Certaines images sont très proches du film d’animation Belladonna, mais si Yonekura y participa ce fut comme voice-actor pour le rôle du prêtre, qui par ailleurs ressemble à ses dessins. On peut cependant imaginer que quelque chose de son délicat art fantastique est passé dans le film d’Eiichi Yamamoto.




















jeudi 21 janvier 2016

Belladonna des tristesses, japanese psychedelica



Le 6 février, je présente à la Cinémathèque française, Belladonna des tristesses (Kanashimi no Belladonna, 1973) d’Eiichi Yamamoto, adaptation érotique et psychédélique de La Sorcière de Michelet. 
Produite par Osamu Tezuka, le père du Roi Léo et d’Astro Boy, il s’agit du dernier opus d’une trilogie de dessins animés pour adultes comprenant Les Milles et une nuit (1969) et Cléopâtre (1970). Ce véritable opéra-rock à la folle imagination s’inscrit dans la culture underground et érotique de l’époque, proche autant du baroque de Shuji Terayama que du cinéma pink du révolutionnaire Koji Wakamatsu. Comme chez l’auteur de La Vierge violente, les tortures dont est l’objet la sorcière ne servent pas une apologie de la soumission mais au contraire de la libération féminine.
Si on reconnait le style de Tezuka dans les deux premiers films de la trilogie, Eiichi Yamamoto conçoit Belladonna comme une aventure graphique inédite : parfois seulement crayonnés, aucun dessin n’est lisse et les encres et aquarelles produisent des matières mouvantes et inattendues.

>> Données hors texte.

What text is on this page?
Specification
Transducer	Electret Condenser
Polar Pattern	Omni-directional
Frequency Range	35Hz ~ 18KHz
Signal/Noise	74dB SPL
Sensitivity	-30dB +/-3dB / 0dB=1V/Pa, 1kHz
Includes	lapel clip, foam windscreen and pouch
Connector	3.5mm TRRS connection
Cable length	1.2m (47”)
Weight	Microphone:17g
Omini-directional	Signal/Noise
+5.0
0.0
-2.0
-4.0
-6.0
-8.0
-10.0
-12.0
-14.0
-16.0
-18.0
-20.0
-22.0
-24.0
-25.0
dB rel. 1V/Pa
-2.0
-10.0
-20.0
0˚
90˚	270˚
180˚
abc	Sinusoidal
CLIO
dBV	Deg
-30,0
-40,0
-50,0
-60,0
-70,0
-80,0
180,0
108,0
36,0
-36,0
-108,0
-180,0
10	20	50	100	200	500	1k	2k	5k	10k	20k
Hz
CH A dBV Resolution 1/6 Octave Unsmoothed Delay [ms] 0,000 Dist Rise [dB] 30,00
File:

Empruntant à l’Art Nouveau, Gustav Klimt, Aubrey Beardsley mais aussi au Yellow Submarine de George Dunning, il s’agit davantage d’une série d’illustrations à l’animation parfois succincte mais hypnotique.
Sa beauté réside dans ses transformations symbolistes : le corps de Belladonna se fend en deux à partir du sexe dans un geyser de sang qui se transforme en vol de chauves-souris. Autre scène folle : la jouissance éperdue de la sorcière nue, engloutie dans l’ombre gigantesque du prince des ténèbres (auquel le mythique Tatsuya Nakadai prête sa voix) qui se dilate, et se contracte autour de son corps et blanc. Avec sa cohorte de femmes brûlées, torturées ou crucifiées de peur que leur jouissance ne dévore le monde, Belladonna respecte à la lettre le caractère visionnaire et féministe du livre de Michelet.


Le 24 septembre 2011, j’avais trouvé à la foire du cinéma d’Argenteuil, ce jeu complet de photos d’exploitation françaises, accompagnant sa sortie en 1976.


On a peu d’informations sur Kuni Fukai, le directeur artistique de Belladonna, sinon qu’il s’agit d’un illustrateur né en 1935, et qu’il serait encore vivant. Une autre de ses collaborations, moins flamboyante visuelle est Hoshi no Orpheus (1978) de Takashi d’après les métamorphoses d’Ovide. Une collecte d’image permet de constater que Belladonna est l’application directe de son style et de ses techniques telle que l’aquarelle. Jeanne la sorcière apparaît comme l’idéal féminin de Kuni Fukai.

Si Beardsley et Klimt sont les influences revendiquées de Kuni Fuka, on peut déceler des correspondances avec le travail du dessinateur allemand Alastair (Baron Hans Henning Voigt, 1887 – 1969), pendant germanique d’Aubrey Beardsley. Ce grand décadent habillé de satin blanc, est surtout connu pour ses illustrations du Sphinx d’Oscar Wilde et de Carmen de Mérimée.

Autre influence perceptible : l'univeres moyenâgeux de l’irlandais Harry Clarke (1889-1931), grand illustrateur de Poe et d’Andersen.